The ecological studies undertaken by the BWG produced a Common Sampling Protocol outlining ecological techniques used at all Centres of Excellence. These techniques allowed us to determine which vital rates were responsible for the state of the reef and allowed us to derive novel yet pragmatic models that predict population changes and the future state of the reefs.

The BWG has also played a very significant role in influencing policy development at a national and international level. Papers such as that published by BWG members in December 2007 (now ISI’s hottest and most cited paper over the past two years in the areas of “climate change” and “ocean acidification”) are playing an important role in the climate change issue. The results of papers like this are playing very significant roles in helping policymakers understand the serious consequences of approaching or exceeding atmospheric carbon dioxide concentrations of 450 ppm.

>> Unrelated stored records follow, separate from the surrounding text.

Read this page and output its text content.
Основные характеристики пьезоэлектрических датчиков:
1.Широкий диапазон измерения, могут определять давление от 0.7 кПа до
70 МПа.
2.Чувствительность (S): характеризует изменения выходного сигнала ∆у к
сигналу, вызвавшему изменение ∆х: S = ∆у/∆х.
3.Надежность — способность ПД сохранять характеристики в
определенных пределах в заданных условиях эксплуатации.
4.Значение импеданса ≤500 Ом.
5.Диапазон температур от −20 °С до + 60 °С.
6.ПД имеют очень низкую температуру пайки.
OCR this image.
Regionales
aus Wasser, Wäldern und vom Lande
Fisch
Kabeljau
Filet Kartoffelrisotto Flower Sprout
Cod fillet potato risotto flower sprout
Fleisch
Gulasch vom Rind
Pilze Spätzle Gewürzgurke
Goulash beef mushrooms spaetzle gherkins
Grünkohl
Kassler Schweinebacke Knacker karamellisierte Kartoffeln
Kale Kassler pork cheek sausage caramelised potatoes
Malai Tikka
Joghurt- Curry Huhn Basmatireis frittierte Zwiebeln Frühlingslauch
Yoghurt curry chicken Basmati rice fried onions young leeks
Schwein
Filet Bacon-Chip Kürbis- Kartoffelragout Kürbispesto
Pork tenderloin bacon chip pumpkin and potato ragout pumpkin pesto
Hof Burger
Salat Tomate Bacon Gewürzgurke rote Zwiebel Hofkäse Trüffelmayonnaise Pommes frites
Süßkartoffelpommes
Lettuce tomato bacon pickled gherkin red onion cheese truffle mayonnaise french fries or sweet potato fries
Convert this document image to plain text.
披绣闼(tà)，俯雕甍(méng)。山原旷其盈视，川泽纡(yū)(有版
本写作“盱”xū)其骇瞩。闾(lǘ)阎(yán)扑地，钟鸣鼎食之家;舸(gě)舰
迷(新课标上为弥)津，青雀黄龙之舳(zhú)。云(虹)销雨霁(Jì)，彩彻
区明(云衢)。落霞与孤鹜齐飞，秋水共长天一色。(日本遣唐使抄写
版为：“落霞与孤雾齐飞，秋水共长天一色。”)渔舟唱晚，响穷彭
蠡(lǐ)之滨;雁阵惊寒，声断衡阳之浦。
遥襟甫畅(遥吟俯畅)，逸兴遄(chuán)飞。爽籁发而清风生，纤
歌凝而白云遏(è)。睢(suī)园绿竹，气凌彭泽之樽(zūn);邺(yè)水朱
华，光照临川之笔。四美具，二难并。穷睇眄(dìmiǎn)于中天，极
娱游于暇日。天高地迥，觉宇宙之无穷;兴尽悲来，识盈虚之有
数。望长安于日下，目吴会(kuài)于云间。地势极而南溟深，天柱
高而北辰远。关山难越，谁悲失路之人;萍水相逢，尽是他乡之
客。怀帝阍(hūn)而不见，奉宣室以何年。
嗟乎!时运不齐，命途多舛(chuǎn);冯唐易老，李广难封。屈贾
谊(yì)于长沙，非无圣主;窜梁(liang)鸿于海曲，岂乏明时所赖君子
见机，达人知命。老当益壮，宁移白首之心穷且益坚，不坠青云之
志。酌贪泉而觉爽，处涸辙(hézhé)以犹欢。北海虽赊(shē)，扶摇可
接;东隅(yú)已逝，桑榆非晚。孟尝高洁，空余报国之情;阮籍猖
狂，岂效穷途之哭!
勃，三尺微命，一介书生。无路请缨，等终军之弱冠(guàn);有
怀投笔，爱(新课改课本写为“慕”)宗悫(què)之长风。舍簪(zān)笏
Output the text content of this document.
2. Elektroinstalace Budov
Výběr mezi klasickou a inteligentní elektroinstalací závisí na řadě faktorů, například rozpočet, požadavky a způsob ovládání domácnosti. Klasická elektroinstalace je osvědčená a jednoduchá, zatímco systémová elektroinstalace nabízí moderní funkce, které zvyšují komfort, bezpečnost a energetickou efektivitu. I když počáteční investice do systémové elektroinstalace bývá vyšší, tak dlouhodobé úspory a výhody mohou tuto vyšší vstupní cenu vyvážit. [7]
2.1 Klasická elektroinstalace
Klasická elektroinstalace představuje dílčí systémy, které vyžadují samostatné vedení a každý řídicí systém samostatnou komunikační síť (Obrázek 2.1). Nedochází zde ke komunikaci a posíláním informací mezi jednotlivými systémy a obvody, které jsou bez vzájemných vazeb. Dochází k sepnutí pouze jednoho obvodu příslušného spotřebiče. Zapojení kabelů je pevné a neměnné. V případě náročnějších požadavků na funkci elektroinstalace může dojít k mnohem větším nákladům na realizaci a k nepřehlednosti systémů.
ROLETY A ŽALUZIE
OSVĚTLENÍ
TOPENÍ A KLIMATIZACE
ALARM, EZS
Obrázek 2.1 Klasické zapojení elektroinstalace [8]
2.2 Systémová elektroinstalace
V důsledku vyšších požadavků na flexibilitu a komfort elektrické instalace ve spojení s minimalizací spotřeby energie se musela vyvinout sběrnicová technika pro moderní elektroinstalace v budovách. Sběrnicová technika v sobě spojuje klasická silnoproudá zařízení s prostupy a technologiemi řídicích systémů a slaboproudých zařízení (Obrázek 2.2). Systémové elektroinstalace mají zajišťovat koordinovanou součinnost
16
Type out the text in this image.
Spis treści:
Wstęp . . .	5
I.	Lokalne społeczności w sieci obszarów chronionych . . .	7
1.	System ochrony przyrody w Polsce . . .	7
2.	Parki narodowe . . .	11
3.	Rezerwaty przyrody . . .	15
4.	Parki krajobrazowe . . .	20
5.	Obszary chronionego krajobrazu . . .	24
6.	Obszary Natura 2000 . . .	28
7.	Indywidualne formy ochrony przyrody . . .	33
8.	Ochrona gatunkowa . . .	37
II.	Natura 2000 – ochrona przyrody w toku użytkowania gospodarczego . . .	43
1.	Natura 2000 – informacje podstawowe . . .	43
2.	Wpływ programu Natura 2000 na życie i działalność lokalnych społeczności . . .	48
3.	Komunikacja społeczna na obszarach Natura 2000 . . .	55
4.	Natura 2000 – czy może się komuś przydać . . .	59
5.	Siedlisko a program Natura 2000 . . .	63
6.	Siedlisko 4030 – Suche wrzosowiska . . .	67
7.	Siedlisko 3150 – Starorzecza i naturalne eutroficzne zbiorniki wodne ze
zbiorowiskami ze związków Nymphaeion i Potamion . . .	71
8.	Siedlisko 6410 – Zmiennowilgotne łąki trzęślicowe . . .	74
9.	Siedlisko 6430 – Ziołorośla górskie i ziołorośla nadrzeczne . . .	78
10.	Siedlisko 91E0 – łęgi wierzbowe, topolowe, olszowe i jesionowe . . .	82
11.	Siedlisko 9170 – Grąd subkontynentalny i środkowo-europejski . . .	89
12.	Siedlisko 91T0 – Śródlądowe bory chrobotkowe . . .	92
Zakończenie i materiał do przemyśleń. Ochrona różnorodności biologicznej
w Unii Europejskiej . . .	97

In conjunction with the activities outlined above, the Group has produced over 230 peer-reviewed papers, trained 17 postgraduate students and has supported many more through its regional workshops and research projects.

 

The Working Group’s Findings from Phase One describes the scientific outcomes, major training achievements, and the outreach activities and outputs undertaken by the BWG within the CRTR program. Most importantly, this report describes a series of exciting and innovative contributions to the understanding of how climate change is, and will, affect the world’s most diverse and important marine ecosystem.